Pourquoi à ce moment ? Y a-t-il eu un évènement qui le justifie ? Peut-être avait-elle une signification prémonitoire ?
Un témoignage probant nous éclaire sur la personnalité d'André Zirnheld, celui d'une élève d'Hypokhâgne qui l'avait connu alors qu'il était étudiant.
Je la cite "Dans notre petit groupe d'étudiants, encore si avide de s'écouter, si impatient de s'affirmer, André Zirnheld apportait la rigueur, l'imperceptible exigence, une légèreté trompeuse qui masquait une exemplaire modestie."
Plus loin, elle dit encore : "Nous avons appris sa mort en 1943. Nous perdions ce jour-là, doublement dans la distance, dans le temps, le plus cher témoin de notre jeunesse, celui d'un être d'exception."
A la lecture de la prière, le deuxième étonnement provient de ces deux lignes qu'André Zirnheld a écrites :
"Car vous seul donnez
Ce qu'on ne peut obtenir que de soi".
Apparemment, elles semblent un paradoxe. Et pourtant, il n'y en a pas. En effet dans les circonstances difficiles, la force au combat, la capacité à se dépasser, à se transcender, à mourir peut-être sont des vertus qu'on ne trouve qu'en soi-même.
Homme de méditation et homme de foi ZIRNHELD s'est tourné vers DIEU pour lui demander de l'aide à assumer sa condition de guerrier sacrifié et lui donner "la force et la foi " nécessaires qui ne peuvent venir que de lui-même.
Tel est le message de ZIRNHELD légué aux parachutistes.
Le 27 juillet 1942, nous le savons tous, après un raid victorieux contre les forces de l’Axe avec David Stirling où 35 avions de combats ennemis furent détruits, les jeeps d'André Zirnheld et de l'aspirant Martin victimes de crevaisons répétées prirent du retard pour réparer et camoufler les véhicules. Le jour se lève et, vers 7H30, des avions lancés à la poursuite des parachutistes attaquent les deux jeeps qui s'abritent tant bien que mal au pied d'une falaise. André Zirnheld est blessé deux fois par les rafales qui ratissent le désert.
Il souffre terriblement et demande qu'on ne lui donne aucun soin, excepté les comprimés de morphine qui n'ont qu'un effet limité.
Ses compagnons l'entourent et frappés de mutisme contemplent son courage. André Zirnheld sait et voit que la fin est proche.
Peut-être se rappelle t-il cette prière si lointaine écrite à Tunis 4 ans plus tôt ?
Son combat s'achève. Il a tenu sa parole, aller jusqu'au bout pour son pays, la France déchirée et meurtrie comme lui.
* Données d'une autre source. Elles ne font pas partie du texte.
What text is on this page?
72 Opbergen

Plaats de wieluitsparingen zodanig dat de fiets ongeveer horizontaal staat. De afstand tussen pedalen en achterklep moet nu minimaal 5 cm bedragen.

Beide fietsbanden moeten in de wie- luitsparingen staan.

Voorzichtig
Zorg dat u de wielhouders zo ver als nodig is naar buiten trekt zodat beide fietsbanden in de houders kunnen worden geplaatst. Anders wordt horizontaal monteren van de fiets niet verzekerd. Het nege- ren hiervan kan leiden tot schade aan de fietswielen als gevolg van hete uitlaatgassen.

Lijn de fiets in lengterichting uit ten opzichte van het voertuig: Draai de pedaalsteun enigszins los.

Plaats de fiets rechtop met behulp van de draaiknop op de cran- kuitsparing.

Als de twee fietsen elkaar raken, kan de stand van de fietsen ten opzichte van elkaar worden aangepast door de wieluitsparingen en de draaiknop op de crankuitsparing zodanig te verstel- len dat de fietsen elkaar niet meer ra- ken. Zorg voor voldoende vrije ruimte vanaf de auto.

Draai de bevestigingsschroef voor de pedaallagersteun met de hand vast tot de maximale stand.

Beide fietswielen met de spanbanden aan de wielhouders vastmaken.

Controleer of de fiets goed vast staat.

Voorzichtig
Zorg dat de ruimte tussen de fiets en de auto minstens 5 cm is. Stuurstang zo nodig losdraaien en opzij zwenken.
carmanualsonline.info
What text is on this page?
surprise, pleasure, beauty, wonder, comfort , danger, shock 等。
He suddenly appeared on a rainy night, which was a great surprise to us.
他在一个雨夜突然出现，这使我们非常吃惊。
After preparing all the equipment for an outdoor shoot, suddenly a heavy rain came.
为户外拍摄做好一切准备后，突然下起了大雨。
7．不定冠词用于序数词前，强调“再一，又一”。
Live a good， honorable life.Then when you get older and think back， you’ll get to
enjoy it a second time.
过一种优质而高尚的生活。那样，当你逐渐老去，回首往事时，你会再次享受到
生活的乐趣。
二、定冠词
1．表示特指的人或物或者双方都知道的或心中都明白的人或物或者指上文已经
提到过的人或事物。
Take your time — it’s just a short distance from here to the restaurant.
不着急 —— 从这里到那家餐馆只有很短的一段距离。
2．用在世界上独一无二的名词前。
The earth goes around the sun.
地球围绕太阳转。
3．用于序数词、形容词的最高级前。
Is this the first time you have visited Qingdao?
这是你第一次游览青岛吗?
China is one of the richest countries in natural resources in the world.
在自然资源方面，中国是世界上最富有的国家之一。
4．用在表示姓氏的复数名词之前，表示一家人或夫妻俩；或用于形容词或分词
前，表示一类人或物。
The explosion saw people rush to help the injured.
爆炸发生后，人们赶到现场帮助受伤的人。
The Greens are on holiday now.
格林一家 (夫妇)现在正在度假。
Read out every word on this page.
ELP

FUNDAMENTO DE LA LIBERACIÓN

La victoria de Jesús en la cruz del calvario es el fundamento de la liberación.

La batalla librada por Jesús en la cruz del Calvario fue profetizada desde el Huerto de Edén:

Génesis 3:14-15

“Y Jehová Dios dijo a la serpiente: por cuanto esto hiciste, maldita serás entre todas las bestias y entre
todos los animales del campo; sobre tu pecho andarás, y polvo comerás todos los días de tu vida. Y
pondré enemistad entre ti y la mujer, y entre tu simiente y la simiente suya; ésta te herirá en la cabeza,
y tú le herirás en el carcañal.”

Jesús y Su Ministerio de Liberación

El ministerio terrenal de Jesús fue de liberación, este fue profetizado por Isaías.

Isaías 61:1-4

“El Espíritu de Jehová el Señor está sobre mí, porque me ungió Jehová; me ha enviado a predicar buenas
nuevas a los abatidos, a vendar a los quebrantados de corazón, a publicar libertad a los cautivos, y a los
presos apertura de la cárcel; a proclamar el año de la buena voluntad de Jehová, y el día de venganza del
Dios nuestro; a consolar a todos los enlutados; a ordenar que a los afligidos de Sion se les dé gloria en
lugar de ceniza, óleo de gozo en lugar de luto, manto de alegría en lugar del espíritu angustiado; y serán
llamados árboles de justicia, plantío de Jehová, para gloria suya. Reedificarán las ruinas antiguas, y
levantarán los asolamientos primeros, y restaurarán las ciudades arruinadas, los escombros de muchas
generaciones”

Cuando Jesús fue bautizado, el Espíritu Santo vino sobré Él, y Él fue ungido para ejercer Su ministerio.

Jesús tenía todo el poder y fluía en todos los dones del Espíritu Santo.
Sous le soleil, ce 27 juillet 1942, vers 13 heures, il meurt.
Il entre dans l'Histoire, dans la légende.
Les planches d'une caisse serviront à faire une croix. Sur cette croix, un compagnon gravera à l'aide du poinçon de son couteau:
Aspirant Zirnheld André, Mort au champ d'honneur le 27 juillet 1942.
La nuit venue, ses frères d'armes devaient, allongeant son corps dans une faille rocheuse, assembler un sarcophage de pierres et placer la croix, dernier témoignage d'amitié et de fraternité.
Il était seul dans ce désert. Ses camarades avaient emporté tout ce qu'il possédait de plus intime, de plus secret.
Ils étaient partis, emportant la Prière, qu'ils avaient découverte dans ses papiers.
Par la suite cette poignante prière, écrite par ce jeune philosophe qui prônait l'Action et la Lutte mais demandait aussi, humblement, la Force et la Foi, fut appelée et devint " la Prière du Para".
Aussi, à présent, afin de rendre à la fois un vibrant hommage à André Zirnheld entré depuis longtemps au Panthéon des parachutistes et aussi à tous les parachutistes qui nous ont précédés et qui ont fait don de leur vie et de leur jeunesse à la France sur tous les théâtres du monde, nous allons chanter, avec ferveur, foi et recueillement, la prière de l'EMIA écrite en 1961 par Christian Bernachot, élève officier de la promotion Bourgin 61-62, actuellement membre de la section UNP de la Réunion - prière dont la symbolique est proche de la prière du para qu'André Zirnheld a laissée à l'Histoire.